1. Permanent solutions to short term problems will create new problems.
  2. Reality is not optional.
  3. Our political differences often hinge on the different meanings we assign to words.
  4. Our political differences also depend on the different priorities we assign to issues.
  5. Crony capitalism is enabled by the principle of focused benefits and dispersed costs; strong motivation for rent seeking and weak motivation to block it.  This leads to regulatory capture where large organizations can influence legislation and regulation to their own benefit.
  6. The more expansive government becomes and the more involved it becomes in all aspects of our lives the more likely it serves special interests rather than the greater good. (George Will- National Affairs Magazine, The Limits of Majority Rule.)
  7. Productive activity benefits the whole society as well as the individuals engaged. Rent seeking behavior enriches the privileged few but decreases the wealth of society.
  8. One should be very reluctant to create any new source of power unless you can imagine it in the hands of your worst nightmare.
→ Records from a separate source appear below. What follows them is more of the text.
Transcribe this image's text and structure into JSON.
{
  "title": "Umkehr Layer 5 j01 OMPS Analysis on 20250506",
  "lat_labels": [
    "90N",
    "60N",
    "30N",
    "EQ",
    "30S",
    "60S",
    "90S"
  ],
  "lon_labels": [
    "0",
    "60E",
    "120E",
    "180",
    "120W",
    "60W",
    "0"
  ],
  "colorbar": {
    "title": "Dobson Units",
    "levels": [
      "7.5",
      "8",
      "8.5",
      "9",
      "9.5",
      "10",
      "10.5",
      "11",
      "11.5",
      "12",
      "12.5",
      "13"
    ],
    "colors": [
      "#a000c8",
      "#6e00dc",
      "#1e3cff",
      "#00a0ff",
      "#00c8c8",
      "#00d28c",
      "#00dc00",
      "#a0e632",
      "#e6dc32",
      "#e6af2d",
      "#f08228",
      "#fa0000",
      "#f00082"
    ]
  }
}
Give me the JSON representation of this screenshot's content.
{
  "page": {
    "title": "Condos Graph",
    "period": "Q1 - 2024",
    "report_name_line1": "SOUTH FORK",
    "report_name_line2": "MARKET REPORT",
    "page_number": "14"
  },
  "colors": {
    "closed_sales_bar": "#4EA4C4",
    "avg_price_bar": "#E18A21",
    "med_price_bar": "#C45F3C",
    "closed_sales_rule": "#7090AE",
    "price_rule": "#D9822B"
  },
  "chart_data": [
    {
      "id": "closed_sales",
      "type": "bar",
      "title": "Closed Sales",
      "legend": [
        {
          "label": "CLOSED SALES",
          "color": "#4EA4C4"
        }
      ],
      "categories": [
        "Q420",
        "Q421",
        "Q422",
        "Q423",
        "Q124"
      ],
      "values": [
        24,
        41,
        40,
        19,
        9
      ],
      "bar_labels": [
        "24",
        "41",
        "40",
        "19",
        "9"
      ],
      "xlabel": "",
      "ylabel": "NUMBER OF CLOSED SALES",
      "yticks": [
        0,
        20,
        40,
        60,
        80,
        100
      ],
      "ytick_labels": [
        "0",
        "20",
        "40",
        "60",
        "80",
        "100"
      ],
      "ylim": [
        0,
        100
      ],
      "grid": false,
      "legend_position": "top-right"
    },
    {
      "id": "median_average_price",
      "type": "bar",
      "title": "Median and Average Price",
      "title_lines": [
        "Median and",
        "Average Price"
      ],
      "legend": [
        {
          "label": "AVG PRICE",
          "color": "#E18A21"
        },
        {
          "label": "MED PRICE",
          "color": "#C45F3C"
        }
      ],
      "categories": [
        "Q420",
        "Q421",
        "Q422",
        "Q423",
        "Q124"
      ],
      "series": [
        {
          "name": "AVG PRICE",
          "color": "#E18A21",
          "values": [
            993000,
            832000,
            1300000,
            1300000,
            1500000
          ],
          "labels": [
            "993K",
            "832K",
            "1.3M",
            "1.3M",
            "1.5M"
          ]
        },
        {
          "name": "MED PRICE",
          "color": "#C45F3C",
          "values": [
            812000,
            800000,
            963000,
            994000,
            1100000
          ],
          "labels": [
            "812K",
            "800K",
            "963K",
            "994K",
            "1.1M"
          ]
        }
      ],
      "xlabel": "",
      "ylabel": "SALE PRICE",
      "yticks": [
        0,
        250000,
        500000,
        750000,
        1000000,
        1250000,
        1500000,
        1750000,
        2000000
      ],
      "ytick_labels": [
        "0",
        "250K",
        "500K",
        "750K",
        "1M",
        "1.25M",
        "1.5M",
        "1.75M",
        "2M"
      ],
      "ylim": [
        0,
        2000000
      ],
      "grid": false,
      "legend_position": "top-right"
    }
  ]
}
  9.  “The first lesson of economics is scarcity: There is never enough of anything to satisfy all those who want it. The first lesson of politics is to disregard the first lesson of economics.”  Thomas Sowell
  10. Good government is a reflection on human nature (Federalist #51) and can only overcome human nature with oppressive force. A government that recognizes and accepts human nature will be much less oppressive than a government that seeks to correct or overcome human flaws.
  11. It is the nature of government to promise benefits without paying for them, hiding the cost in a maze of regulations, mandates, proxies, and sketchy monetary policy.
  12. Entitlements grow by expanding benefits multiplied by expanding eligibility.  This why they dramatically exceed projections and why they are so difficult to reverse. (Cogan- The High Cost of Good Intentions)
  13. In a democracy transfer payments are more about moving money from one middle class constituency to a more influential middle class constituency than it is about moving money from rich people to poor people.
  14. Progress emanates from the work of a very few, unpredictably and often contrary to conventional wisdom. The protection of freedom and individual rights for these few benefits us all more than the rights accruing only to the majority. (Hayek- Constitution of Liberty)
  15. The perfect is the enemy of the good. There are no solutions, “only trade-offs that still leave many desires unfulfilled and much unhappiness in the world. What is needed is a prudent sense of how to make the best trade-offs from the limited options available and a realization that ‘unmet needs’ will necessarily remain.” Sowell.
  16. Being tone deaf and contemptuous are the two most unforgivable sins in politics.
  17. There is a critical distinction between liberty and democracy.  Democracy can be an important means to liberty, but if democracy is the ultimate end and the priority it can easily become destructive to liberty.
  18. In a world of probabilities and unknowns a rational decision can yield bad results.  Flexibility is important, yet it is one of the rarest virtues in politics.
  19. Any ideology explaining human action will be subject to conditions, rules, and limits.
  20. The unarticulated wisdom of time proven institutions and the dispersal of knowledge in a dynamic economy puts centralized planning at a distinct disadvantage. The power wielded by government far exceeds their knowledge.
  21. If you prioritize economic growth over social spending, over time you will have more of both.  If you prioritize social spending over economic growth, over time you will have less of both. (Cowperthwaite- Hong Kong)
  22. If you prioritize freedom over equality you will have more of both. If you prioritize equality over freedom you will have less of both.  Milton Friedman (paraphrased)
  23. There is a thin line between confidence and hubris that is only clear in hindsight.